On the issue of immigration and integration, a cold wind is blowing in Europe. A lot of opinion leaders and politicians seem to consider immigration synonymous to problems, except when immigrants thoroughly assimilate and reach a state of complete invisibility. The possibilities for immigrants to speak their own language or to enjoy their own culture and religion have diminished drastically.

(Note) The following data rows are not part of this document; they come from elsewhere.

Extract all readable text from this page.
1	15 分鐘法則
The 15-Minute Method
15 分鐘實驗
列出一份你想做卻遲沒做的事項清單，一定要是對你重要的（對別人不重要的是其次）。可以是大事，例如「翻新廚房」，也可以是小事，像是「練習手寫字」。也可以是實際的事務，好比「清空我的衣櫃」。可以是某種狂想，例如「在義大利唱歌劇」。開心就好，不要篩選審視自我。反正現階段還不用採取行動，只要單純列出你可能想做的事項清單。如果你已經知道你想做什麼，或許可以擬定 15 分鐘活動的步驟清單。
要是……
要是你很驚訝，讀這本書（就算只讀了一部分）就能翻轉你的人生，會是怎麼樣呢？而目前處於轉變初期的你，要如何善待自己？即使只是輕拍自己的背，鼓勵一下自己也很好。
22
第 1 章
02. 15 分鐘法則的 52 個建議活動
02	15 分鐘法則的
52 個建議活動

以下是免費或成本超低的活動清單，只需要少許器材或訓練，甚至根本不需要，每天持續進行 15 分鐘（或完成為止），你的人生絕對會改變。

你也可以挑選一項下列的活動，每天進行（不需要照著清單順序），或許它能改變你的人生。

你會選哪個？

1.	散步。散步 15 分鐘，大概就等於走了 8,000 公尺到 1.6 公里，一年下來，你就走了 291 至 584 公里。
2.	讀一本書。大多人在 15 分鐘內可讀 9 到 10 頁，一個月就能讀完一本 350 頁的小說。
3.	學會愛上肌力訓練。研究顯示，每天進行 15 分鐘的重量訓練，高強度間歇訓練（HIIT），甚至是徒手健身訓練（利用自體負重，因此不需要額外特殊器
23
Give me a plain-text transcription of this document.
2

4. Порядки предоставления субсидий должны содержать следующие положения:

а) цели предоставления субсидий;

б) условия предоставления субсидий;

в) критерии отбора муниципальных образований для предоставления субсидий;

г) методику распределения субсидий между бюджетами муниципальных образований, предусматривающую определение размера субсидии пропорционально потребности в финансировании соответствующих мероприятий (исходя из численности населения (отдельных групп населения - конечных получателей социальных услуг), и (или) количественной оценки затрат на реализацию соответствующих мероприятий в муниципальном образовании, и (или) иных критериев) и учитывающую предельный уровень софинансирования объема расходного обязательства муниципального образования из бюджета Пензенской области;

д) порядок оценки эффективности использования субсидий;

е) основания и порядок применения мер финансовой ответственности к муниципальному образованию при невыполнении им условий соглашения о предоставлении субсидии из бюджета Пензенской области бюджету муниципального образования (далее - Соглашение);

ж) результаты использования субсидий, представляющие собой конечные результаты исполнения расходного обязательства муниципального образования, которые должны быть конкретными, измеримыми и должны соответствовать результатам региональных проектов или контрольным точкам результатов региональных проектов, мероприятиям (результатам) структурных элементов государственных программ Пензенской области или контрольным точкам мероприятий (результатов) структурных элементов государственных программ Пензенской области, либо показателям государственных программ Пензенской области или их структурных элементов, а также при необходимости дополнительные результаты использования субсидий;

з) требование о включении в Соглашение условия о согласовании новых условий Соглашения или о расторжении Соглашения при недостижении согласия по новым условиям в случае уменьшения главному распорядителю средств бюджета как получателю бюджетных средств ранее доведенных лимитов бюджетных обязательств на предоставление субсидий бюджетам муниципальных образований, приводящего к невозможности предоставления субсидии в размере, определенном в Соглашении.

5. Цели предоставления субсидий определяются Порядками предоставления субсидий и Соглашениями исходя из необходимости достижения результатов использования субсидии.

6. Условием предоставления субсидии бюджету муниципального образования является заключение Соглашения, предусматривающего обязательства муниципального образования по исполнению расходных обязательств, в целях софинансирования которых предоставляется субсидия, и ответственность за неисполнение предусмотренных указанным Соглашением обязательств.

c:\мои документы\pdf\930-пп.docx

Contrary to this atmosphere, the Human Development Report 2004: Cultural Liberty in Today’s Diverse World of the United Nations was written. This annual ‘monitor’ of the UN-development organization UNDP has put the issue of cultural liberty on the agenda. It claims that cultural liberty is as important as economic and political liberty: they are all necessary conditions for development. The report calls upon nations to pay attention to the development of “multicultural policies that recognize differences, champion diversity and promote cultural freedoms, so that all people can choose to speak their language, practice their religion, and participate in shaping their culture - so that all people can choose to be who they are.”
The Human Development Report - to which Nobelprizewinner Amartya Sen contributed - advocates multiculturalism and fights the dominant ‘cultural conservatism’. Cultural liberty and respect for one’s cultural identity are, according to the report, inextricably bound up with human development. Cultural liberty needs to be enlarged to find the road to stability, democracy and development.
No surprise, the report has met severe criticism. Paul Schnabel of the Dutch Sociaal en Cultureel Planbureau for instance, thinks the UNDP is naive and outdated. Emmanuel de Kadt, the only Dutch contributor to the report, will give his opinion on the report, and discuss some of the myths that appear to challenge cultural liberty in today's diverse world. He will comment on current issues such as the relation between identity and loyalty, cultural liberty and universal values and between multi-ethnic societies and economic progress. He will pay special attention to so-called coercive movements, which try to regiment people's thinking on the basis of presumably unchallengeable, often religiously inspired, dictates.
Dr. Pieter Boele van Hensbroek, of the Centre for Development Studies of Groningen University, will give the first comment on De Kadt’s lecture.
Prof. Emanuel de Kadt (1933) has been attached to the Institute of Development Studies at the University of Sussex, where he worked successively on health care policy-making, socio-cultural aspects of tourism, and institutional aspects of social policy management. He was also president of EADI - the European Association of Development Research and Training Institutes. He is now Emeritus Professor in the Department of Cultural Anthropology at Utrecht University and is working on issues related to fundamentalism.